We hold that the district court failed to comply with § 3553(c)(2). This
Court has adopted a per se rule of reversal for § 3553(c)(2) errors. As we have
explained in the past, “[t]he court has an obligation . . . to explain deviations from
the guideline sentencing range, see 18 U.S.C. § 3553(c)(2), so that the reviewing
court can determine whether the departure was justified. If the court does not do
this, the case must be remanded for resentencing.”31 In accordance with this
precedent, we VACATE Parks’s sentence and REMAND for resentencing.32
VACATED AND REMANDED.
30
See In re Sealed Case, 527 F.3d 188, 193 (D.C. Cir. 2008) (“It is important not only for
the defendant but also for ‘the public to learn why the defendant received a particular sentence.’”

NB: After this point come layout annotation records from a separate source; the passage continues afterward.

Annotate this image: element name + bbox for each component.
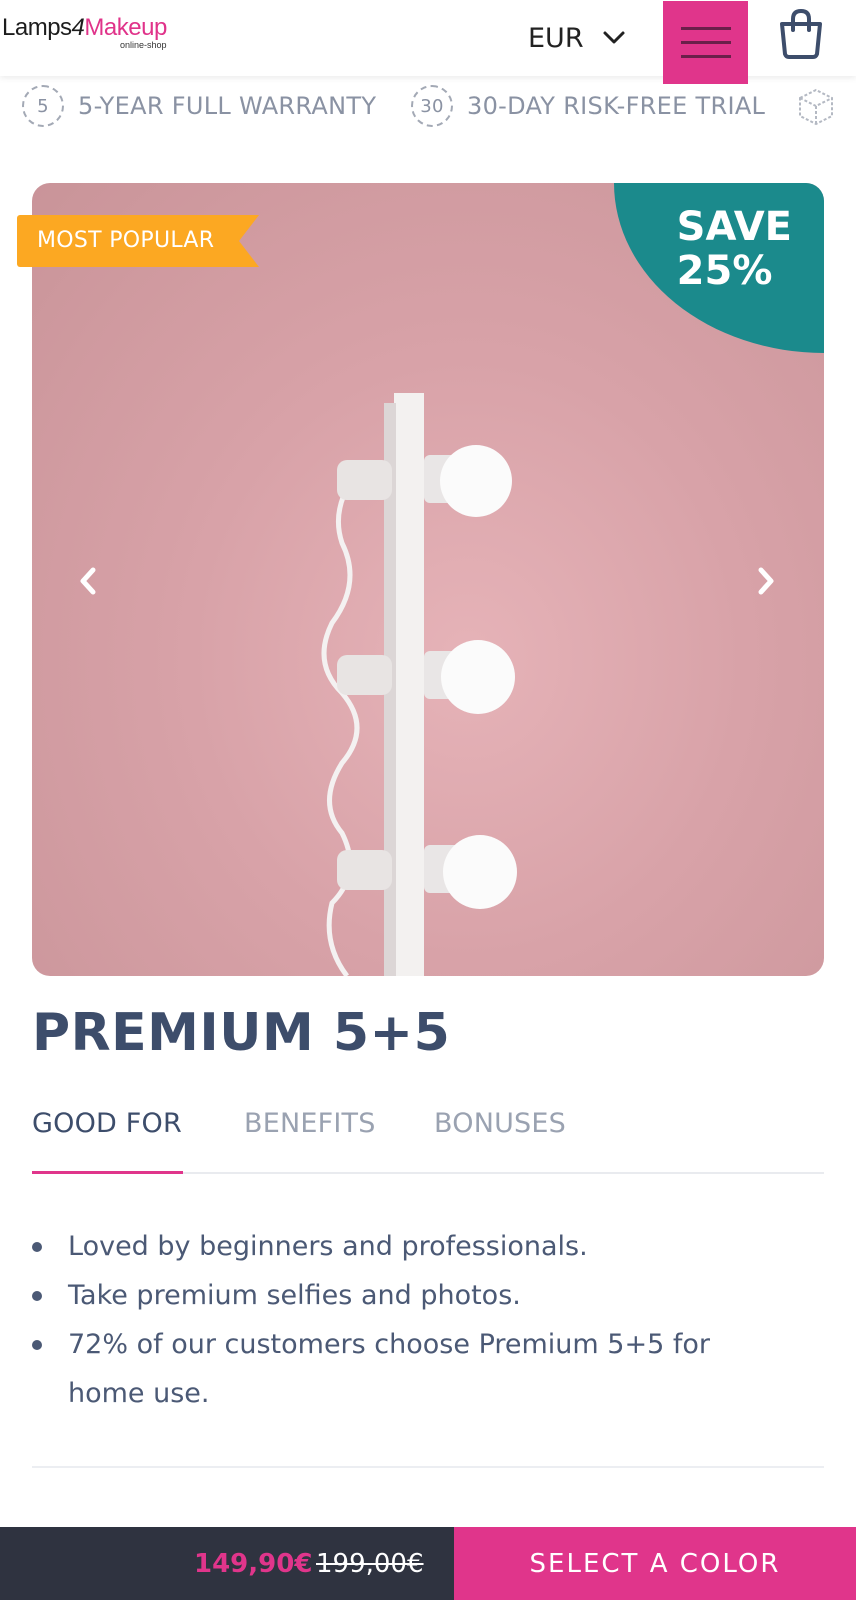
current-price: 149,90€ [194, 1549, 313, 1579]
product-tabs: GOOD FOR BENEFITS BONUSES [32, 1108, 824, 1174]
trust-item-trial: 30 30-DAY RISK-FREE TRIAL [411, 80, 765, 132]
logo-subtitle: online-shop [120, 40, 167, 50]
discount-badge-text: SAVE 25% [677, 205, 792, 293]
discount-badge-line2: 25% [676, 248, 773, 294]
trust-bar: 5 5-YEAR FULL WARRANTY 30 30-DAY RISK-FR… [0, 80, 856, 132]
trial-badge-icon: 30 [411, 85, 453, 127]
hamburger-icon-line [680, 41, 731, 44]
warranty-badge-icon: 5 [22, 85, 64, 127]
tab-bonuses[interactable]: BONUSES [434, 1108, 566, 1174]
site-header: Lamps4Makeup online-shop EUR [0, 0, 856, 84]
logo[interactable]: Lamps4Makeup online-shop [2, 14, 167, 54]
list-item: Take premium selfies and photos. [32, 1271, 792, 1320]
list-item: Loved by beginners and professionals. [32, 1222, 792, 1271]
trust-item-shipping [794, 80, 838, 132]
currency-selector[interactable]: EUR [528, 18, 626, 58]
logo-text-makeup: Makeup [84, 14, 167, 41]
hamburger-icon-line [680, 55, 731, 58]
price-area: 149,90€ 199,00€ [0, 1527, 454, 1600]
original-price: 199,00€ [316, 1549, 424, 1579]
purchase-bar: 149,90€ 199,00€ SELECT A COLOR [0, 1527, 856, 1600]
shopping-bag-icon[interactable] [776, 8, 826, 60]
discount-badge-line1: SAVE [676, 204, 792, 250]
box-icon [799, 88, 833, 126]
carousel-prev-button[interactable] [68, 561, 108, 601]
trust-item-label: 30-DAY RISK-FREE TRIAL [467, 92, 766, 120]
divider [32, 1466, 824, 1468]
select-color-button[interactable]: SELECT A COLOR [454, 1527, 856, 1600]
logo-text-number: 4 [71, 14, 85, 41]
currency-label: EUR [528, 22, 584, 54]
good-for-list: Loved by beginners and professionals. Ta… [32, 1222, 792, 1418]
tab-benefits[interactable]: BENEFITS [244, 1108, 376, 1174]
product-image-carousel[interactable]: SAVE 25% [32, 183, 824, 976]
trust-item-warranty: 5 5-YEAR FULL WARRANTY [22, 80, 376, 132]
logo-text-lamps: Lamps [2, 14, 72, 41]
chevron-left-icon [80, 567, 96, 595]
menu-button[interactable] [663, 1, 748, 84]
product-title: PREMIUM 5+5 [32, 1003, 451, 1063]
chevron-down-icon [603, 31, 625, 44]
list-item: 72% of our customers choose Premium 5+5 … [32, 1320, 792, 1418]
chevron-right-icon [758, 567, 774, 595]
ribbon-tail [239, 215, 259, 267]
hamburger-icon-line [680, 27, 731, 30]
ribbon-label: MOST POPULAR [37, 228, 215, 253]
trust-item-label: 5-YEAR FULL WARRANTY [78, 92, 377, 120]
carousel-next-button[interactable] [746, 561, 786, 601]
tab-good-for[interactable]: GOOD FOR [32, 1108, 183, 1174]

(quoting United States v. Lewis, 424 F.3d 249, 247 (2d Cir. 2005))).
31
United States v. Delvecchio, 920 F.2d 810, 813 (11th Cir. 1991) (emphasis added)
(parenthetical omitted); see also United States v. Williams, 438 F.3d 1272, 1274-75 (11th Cir.
2006) (per curiam) (stating that it is the “duty of this Court” to vacate and remand when the
district court does not comply with § 3553(c)); United States v. Veteto, 920 F.2d 823, 827 (11th
Cir. 1991).
Indeed, at least two circuits have held that a district court’s failure to comply with
§ 3553(c) always constitutes plain error. See In re Sealed Case, 527 F.3d at 193; Lewis, 424
F.3d at 246.
32
In light of this disposition, we need not reach the merits of Parks’s § 3553(a) claim.